I attended Beverly Farms Elementary School during my first grade, then went to Ritchie Park after it was finished, and graduated from the sixth grade there in 1971. Then it was Robert Frost Middle School (it was still called a “junior high” back then), and then on to Wootton. In October 1974, shortly after I had started 10th grade, my family relocated to West Virginia.
Playing in or exploring the nearby woods was always an important part of my childhood. Back then it was all woods between Jeb Stuart Road and Devilwood Drive, and there were also large tracts of woods behind Potomac Woods Park with strange trails and abandoned wooden structures to stumble across. Of course, most of that land has since been developed.
For a few years, I was on the swim team at the community pool, and I also sang with the men and boys’ choir at Saint Raphael’s Catholic Church. And there were actually HORSES housed near the big cylindrical water tower, at l east in the late 1960s!

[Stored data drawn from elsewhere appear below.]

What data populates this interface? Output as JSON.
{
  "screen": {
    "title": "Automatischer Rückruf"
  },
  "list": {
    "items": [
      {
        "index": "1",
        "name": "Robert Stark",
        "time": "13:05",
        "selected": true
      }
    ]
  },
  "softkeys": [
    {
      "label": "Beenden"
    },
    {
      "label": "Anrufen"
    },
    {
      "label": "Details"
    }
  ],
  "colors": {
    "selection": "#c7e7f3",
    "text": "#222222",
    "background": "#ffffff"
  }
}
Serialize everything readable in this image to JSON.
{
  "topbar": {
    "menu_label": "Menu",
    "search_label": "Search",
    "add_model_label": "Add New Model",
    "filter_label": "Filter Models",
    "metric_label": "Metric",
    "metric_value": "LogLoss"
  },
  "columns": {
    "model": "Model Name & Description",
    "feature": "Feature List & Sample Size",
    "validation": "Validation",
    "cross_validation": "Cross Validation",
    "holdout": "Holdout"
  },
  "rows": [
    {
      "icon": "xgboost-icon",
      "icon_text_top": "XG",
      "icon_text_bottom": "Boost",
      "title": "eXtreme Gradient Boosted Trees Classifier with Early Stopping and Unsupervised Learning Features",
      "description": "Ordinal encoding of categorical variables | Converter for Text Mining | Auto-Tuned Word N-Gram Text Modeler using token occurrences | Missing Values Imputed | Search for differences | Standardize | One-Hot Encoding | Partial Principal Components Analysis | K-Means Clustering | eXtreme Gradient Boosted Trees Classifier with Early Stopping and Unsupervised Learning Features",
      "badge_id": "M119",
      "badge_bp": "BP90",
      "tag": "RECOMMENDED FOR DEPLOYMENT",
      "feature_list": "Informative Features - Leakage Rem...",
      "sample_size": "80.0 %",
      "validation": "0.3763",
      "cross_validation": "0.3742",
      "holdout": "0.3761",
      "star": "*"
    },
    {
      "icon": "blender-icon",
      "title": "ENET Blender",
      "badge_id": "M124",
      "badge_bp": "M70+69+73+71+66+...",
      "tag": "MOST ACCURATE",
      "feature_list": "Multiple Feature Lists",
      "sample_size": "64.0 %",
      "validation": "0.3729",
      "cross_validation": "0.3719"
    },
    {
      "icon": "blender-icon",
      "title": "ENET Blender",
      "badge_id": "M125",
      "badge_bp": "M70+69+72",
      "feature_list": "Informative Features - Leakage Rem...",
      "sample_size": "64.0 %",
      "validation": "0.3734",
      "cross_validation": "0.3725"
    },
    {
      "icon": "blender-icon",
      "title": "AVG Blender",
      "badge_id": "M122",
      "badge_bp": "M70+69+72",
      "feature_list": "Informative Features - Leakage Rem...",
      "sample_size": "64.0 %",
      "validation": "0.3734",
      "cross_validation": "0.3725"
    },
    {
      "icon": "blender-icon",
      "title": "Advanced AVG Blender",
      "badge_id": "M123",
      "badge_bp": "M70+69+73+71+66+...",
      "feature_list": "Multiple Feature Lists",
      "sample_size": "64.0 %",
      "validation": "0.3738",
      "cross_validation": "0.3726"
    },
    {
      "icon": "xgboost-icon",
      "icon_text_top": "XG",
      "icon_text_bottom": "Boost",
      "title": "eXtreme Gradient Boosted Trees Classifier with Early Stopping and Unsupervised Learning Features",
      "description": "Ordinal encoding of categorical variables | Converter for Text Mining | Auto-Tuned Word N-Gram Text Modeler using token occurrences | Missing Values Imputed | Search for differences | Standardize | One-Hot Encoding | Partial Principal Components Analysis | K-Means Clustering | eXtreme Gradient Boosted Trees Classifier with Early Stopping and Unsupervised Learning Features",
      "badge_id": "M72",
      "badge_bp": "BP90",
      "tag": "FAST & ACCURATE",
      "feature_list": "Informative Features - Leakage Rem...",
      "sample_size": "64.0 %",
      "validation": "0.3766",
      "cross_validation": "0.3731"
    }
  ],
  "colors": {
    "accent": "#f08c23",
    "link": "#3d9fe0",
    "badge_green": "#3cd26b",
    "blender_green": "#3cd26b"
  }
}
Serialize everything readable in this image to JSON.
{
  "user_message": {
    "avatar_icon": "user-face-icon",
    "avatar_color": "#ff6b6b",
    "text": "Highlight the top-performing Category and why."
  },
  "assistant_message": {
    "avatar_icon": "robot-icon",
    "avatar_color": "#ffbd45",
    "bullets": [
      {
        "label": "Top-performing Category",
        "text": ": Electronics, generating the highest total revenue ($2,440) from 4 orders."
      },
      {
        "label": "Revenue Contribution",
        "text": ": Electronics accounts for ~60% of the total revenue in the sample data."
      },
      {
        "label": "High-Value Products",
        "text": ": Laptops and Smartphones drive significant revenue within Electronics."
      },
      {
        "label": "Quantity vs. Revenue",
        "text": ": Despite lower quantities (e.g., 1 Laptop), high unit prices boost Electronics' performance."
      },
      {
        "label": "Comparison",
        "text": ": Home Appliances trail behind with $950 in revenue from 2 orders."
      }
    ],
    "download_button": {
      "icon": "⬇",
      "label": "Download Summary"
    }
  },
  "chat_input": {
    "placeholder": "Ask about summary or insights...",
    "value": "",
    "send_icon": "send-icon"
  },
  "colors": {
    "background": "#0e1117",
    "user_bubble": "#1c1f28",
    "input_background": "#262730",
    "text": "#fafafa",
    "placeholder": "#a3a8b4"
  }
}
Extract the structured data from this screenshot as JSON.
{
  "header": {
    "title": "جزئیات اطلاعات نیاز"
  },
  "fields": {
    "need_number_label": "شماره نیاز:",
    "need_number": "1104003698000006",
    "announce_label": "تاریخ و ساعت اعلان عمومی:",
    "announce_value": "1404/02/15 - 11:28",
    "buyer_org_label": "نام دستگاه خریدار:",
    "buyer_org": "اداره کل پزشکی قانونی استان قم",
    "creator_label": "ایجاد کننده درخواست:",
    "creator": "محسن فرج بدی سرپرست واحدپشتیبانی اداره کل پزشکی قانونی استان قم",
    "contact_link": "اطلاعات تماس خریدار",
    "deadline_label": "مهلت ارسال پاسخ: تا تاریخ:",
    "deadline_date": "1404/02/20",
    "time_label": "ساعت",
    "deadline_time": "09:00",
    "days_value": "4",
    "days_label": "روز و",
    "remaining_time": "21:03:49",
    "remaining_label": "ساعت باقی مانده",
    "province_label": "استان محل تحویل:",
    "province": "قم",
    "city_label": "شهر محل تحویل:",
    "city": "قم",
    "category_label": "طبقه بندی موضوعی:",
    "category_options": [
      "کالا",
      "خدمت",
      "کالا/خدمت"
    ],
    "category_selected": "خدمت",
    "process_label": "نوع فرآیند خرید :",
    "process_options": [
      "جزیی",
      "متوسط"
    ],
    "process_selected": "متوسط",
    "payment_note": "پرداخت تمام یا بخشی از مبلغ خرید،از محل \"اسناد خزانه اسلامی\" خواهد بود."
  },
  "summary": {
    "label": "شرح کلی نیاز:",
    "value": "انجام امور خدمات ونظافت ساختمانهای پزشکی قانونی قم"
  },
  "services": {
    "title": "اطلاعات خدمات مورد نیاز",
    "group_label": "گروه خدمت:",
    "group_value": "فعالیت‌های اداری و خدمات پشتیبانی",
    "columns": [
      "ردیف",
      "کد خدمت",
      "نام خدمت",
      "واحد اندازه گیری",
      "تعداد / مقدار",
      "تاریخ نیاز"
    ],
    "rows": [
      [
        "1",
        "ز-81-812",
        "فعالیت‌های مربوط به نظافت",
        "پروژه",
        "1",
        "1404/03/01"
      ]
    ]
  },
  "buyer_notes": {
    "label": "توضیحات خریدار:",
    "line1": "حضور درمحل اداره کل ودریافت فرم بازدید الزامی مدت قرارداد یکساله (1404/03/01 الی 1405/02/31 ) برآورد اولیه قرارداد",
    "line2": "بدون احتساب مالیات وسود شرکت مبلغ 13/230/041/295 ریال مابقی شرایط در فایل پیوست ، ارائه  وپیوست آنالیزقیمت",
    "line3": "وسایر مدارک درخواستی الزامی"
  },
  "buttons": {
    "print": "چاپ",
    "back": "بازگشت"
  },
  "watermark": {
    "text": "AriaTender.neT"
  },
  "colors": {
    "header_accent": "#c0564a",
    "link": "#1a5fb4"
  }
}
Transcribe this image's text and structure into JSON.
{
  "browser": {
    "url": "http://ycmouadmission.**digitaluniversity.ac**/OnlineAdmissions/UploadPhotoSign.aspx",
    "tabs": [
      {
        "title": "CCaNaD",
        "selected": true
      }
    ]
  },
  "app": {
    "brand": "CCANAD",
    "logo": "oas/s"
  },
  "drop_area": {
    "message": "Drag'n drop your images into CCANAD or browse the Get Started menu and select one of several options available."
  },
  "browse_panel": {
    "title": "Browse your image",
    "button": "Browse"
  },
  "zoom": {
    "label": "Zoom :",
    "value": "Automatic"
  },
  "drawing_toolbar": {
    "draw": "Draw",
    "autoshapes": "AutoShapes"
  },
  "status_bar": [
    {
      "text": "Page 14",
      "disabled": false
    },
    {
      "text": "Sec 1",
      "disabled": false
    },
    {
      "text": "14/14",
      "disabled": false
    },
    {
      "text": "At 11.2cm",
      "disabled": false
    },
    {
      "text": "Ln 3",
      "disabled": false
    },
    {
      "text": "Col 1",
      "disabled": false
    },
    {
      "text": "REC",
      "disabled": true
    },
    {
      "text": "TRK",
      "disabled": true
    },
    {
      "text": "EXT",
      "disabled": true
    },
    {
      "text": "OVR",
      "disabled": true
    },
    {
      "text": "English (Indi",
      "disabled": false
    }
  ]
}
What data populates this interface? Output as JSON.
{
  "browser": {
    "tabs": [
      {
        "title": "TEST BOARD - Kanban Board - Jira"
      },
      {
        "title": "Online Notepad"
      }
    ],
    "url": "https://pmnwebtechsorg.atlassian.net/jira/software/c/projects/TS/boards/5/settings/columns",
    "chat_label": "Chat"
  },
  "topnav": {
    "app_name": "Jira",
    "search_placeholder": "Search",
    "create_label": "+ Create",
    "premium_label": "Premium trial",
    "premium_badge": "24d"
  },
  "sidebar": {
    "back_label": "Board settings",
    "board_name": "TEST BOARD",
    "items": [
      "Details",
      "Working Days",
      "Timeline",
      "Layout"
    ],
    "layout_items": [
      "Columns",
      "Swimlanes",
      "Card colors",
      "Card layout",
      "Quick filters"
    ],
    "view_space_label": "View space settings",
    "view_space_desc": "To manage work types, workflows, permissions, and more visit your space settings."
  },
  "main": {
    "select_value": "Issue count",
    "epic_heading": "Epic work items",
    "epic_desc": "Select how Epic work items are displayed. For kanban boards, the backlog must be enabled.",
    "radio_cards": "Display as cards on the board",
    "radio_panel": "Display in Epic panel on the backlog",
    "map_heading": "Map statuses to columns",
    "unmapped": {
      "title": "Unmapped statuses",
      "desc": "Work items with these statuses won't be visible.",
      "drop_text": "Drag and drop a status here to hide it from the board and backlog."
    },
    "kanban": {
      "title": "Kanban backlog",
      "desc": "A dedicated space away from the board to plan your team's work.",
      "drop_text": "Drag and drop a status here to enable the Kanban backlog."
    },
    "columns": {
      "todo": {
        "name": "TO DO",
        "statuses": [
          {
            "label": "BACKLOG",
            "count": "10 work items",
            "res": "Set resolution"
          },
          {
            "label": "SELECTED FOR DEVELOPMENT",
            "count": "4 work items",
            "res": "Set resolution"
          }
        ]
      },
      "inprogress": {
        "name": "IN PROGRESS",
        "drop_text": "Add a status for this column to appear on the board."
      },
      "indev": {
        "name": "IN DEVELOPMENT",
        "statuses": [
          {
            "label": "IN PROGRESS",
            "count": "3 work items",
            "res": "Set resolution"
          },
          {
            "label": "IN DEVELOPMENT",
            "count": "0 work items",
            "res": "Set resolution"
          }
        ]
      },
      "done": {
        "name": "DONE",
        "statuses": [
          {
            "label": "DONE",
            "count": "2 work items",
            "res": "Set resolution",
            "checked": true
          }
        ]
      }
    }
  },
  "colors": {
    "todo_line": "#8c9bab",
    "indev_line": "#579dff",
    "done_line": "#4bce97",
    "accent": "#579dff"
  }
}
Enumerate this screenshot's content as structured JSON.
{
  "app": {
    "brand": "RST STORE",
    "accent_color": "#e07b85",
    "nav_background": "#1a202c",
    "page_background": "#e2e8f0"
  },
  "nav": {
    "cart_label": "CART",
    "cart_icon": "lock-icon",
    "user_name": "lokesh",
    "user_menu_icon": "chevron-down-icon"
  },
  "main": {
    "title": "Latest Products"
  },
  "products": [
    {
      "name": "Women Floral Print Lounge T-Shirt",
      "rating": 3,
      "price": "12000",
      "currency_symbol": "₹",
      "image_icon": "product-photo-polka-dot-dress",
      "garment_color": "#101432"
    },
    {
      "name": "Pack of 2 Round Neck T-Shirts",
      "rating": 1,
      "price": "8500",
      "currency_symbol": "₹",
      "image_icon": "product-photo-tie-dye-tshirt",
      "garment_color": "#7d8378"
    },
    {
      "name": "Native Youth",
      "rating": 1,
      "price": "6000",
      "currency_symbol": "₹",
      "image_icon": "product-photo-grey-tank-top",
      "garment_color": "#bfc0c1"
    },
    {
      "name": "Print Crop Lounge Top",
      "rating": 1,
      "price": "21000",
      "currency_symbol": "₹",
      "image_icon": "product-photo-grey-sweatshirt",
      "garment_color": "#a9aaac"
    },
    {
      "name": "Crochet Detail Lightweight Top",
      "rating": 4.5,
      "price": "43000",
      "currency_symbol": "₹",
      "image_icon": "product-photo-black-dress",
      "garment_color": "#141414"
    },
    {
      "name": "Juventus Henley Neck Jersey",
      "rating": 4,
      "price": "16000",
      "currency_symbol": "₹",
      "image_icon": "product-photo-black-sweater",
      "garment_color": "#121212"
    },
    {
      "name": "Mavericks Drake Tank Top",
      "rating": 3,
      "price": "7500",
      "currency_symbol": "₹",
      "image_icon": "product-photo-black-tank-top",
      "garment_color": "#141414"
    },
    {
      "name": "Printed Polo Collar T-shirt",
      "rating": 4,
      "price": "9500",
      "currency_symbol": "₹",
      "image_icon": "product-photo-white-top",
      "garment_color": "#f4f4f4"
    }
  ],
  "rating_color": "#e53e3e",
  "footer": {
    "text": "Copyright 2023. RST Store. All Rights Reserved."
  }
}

I have fond memories of eating and singing songs at Shakee’s Pizza near Congressional Plaza, going to movies at the Rockville Drive-In, playing Putt-Putt Golf, and even roller skating at the long-vanished Congressional Roller Rink. The neighborhood at the time was FILLED with school-age kids, and on Halloween nights it was no big deal to get together with your friends to go trick-or-treating without supervision. Back then kids could actually ride their bikes along Rockville Pike; what parent would even DREAM of allowing their kids to do that today?
Well, I imagine when the children of Montgomery Square get to be in the 40s, like me, they’ll have their own fond memories of what growing up there was like, and how things have changed. THAT’S something that never changes.